I waited for CSV.jl to get good because the entry point to these large data systems is almost always loading some CSVs and if that is done right then adoption and frustration level cab become issues.
At various points I have high hopes for JuliaDB.jl but it never really worked for me. I tried to submit some issues, but didn’t much response. Most of the issues were to do with reading Fannie Mae data which I recently found out has direct download link now thanks to Rapids.ai see https://docs.rapids.ai/datasets/mortgage-data
I note about 5 outstanding issues I have submitted. So I guess there isn’t much active development and maintenance.

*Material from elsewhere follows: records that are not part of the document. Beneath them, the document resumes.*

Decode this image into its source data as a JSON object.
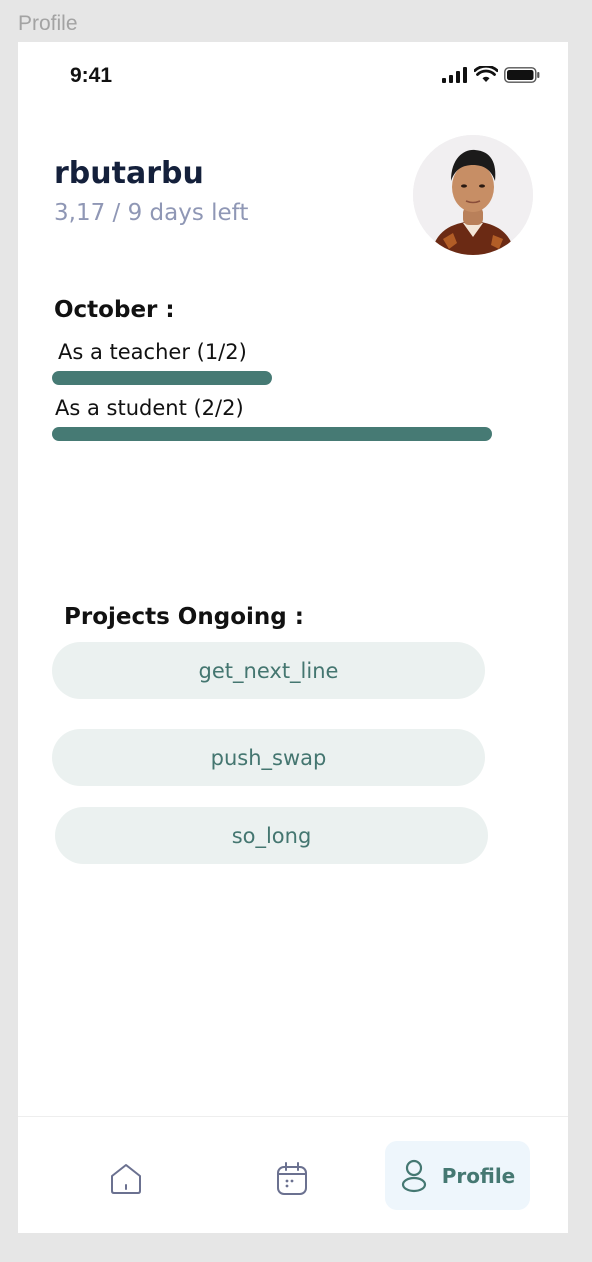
{
  "frame": {
    "label": "Profile"
  },
  "status_bar": {
    "time": "9:41"
  },
  "profile": {
    "username": "rbutarbu",
    "subtitle": "3,17 / 9 days left"
  },
  "evaluations": {
    "month_title": "October :",
    "items": [
      {
        "label": "As a teacher (1/2)",
        "progress": 0.5
      },
      {
        "label": "As a student (2/2)",
        "progress": 1.0
      }
    ]
  },
  "projects": {
    "title": "Projects Ongoing :",
    "items": [
      "get_next_line",
      "push_swap",
      "so_long"
    ]
  },
  "tab_bar": {
    "items": [
      {
        "icon": "home-icon",
        "label": ""
      },
      {
        "icon": "calendar-icon",
        "label": ""
      },
      {
        "icon": "user-icon",
        "label": "Profile",
        "active": true
      }
    ]
  },
  "colors": {
    "accent": "#467a74",
    "pill_bg": "#ebf1f0",
    "active_tab_bg": "#eef6fc",
    "subtitle": "#8f97b5"
  }
}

As a rule, in general it is always necessary to have really strong CSV import capabilities for software designed to deal with largish data volumes. So before the release of CSV.jl 0.5.14 it would have been hard to get lots of traction. Text Parse is competent but it isn’t as battle hardened and so can “fail” on data with lots of edge case like the Fannie Mae. Also, it took me a while to find out that Juliadb didn’t support rechunk ing CSVs once read and that the CSV needs to have been chunked into the desired number of chunks before reading. To me, this is an aspect of usability that should receive the most attention once development picks up on JuliaDB again. This is because CSVs is The most common entry point to a package like JuliaDB.jl, and if that doesn’t work well for a wide selection of CSVs then it’s hard to get reaction on adoption.
I hope that by writing down my perspectives.
Can I ask everyone, what do you se yourself using JuliaDB for?